Wie von Geisterhand gesteuert, bewegen sich die beiden Zellen aufeinander zu; ein Kampf David gegen Goliath bahnt sich an. Die kleine „Killerzelle“ berührt schließlich die viel größere Tumorzelle und beginnt sofort, den Kontrahenten mit winzigen Giftpfeilen zu beschießen. Diese Giftpfeile – es handelt sich um den Eiweißstoff Perforin – ordnen sich in der Hülle der Tumorzelle zu Kanälen an.

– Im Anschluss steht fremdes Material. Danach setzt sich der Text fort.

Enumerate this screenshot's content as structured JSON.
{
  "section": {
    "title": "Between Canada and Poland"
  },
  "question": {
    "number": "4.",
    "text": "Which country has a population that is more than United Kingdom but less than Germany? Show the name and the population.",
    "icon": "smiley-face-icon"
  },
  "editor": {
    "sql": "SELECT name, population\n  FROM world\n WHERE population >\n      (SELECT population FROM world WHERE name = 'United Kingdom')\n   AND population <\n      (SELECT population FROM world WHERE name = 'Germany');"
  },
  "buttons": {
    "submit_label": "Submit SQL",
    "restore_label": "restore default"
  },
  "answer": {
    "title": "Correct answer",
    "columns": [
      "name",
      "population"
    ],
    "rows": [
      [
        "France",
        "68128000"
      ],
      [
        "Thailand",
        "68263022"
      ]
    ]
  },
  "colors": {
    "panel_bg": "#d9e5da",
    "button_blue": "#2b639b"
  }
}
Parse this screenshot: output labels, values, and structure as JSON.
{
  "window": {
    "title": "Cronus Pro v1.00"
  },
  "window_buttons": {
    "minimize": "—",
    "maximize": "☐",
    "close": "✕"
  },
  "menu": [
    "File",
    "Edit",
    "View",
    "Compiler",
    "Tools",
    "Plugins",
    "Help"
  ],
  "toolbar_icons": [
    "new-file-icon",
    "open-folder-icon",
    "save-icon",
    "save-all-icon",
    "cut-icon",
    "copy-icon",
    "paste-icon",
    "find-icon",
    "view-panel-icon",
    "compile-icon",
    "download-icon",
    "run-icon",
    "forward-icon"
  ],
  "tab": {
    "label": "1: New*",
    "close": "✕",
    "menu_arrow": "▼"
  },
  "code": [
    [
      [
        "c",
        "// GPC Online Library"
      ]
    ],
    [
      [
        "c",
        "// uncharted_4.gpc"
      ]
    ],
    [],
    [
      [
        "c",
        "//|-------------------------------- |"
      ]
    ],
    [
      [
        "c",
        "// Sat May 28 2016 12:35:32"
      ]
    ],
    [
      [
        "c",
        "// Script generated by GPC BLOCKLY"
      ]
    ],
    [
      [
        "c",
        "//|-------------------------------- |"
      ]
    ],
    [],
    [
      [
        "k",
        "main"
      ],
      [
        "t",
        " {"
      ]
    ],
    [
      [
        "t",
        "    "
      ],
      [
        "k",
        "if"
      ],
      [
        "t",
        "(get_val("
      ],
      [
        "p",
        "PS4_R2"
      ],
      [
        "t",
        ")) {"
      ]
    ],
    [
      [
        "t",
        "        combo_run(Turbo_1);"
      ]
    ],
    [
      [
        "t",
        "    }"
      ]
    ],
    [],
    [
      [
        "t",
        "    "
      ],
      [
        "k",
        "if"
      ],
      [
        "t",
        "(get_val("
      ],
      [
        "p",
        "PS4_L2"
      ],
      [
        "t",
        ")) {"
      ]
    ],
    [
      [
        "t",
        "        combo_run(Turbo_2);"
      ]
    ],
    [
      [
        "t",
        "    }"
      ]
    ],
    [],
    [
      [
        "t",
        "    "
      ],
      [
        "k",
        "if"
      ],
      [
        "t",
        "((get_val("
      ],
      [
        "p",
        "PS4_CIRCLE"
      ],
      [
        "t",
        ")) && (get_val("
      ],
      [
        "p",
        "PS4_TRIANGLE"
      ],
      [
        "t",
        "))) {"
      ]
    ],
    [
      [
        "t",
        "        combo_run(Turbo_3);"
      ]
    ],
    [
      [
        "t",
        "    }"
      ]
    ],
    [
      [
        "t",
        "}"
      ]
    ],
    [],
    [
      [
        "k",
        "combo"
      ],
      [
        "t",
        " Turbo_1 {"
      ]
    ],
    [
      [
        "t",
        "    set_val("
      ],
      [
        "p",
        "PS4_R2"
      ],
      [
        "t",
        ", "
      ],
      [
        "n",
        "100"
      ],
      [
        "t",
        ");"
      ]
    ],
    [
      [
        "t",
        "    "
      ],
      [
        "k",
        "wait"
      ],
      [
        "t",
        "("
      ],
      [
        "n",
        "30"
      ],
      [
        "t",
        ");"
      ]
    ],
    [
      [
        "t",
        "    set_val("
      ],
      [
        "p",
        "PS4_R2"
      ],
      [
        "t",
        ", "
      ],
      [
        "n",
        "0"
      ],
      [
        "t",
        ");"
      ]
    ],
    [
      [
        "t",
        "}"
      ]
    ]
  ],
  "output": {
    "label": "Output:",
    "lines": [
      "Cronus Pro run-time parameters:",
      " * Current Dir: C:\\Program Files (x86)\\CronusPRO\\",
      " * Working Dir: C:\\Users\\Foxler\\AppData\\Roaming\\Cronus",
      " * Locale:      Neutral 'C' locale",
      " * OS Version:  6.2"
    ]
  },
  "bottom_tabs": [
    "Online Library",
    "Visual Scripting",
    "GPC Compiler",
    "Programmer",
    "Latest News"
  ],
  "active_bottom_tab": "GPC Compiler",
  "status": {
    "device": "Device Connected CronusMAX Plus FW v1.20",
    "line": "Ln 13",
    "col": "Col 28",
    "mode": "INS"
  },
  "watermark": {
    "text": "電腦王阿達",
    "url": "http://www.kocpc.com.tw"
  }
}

Wasser strömt in die Tumorzelle, unter dem Mikroskop schwillt Goliath an und droht zu zerplatzen.

Doch noch ist der Zweikampf nicht beendet; die Tumorzelle wehrt sich und scheint die eingedrungene Flüssigkeit abzupumpen, wie der verminderte Durchmesser erkennen lässt. Minutenlang tobt der Kampf um Leben und Tod, am Ende aber stirbt die Tumorzelle: David bleibt Sieger. Regisseur dieses faszinierenden Schauspiels ist der Diplomchemiker Stefan Seeger am Physikalisch-Chemischen Institut der Universität Heidelberg. Unverzichtbares Hilfsmittel: ein Infrarotlaser, mit dem die Hauptdarsteller nach Belieben über die Bühne geschoben werden können, die in diesem Fall aus einem Objektträger besteht.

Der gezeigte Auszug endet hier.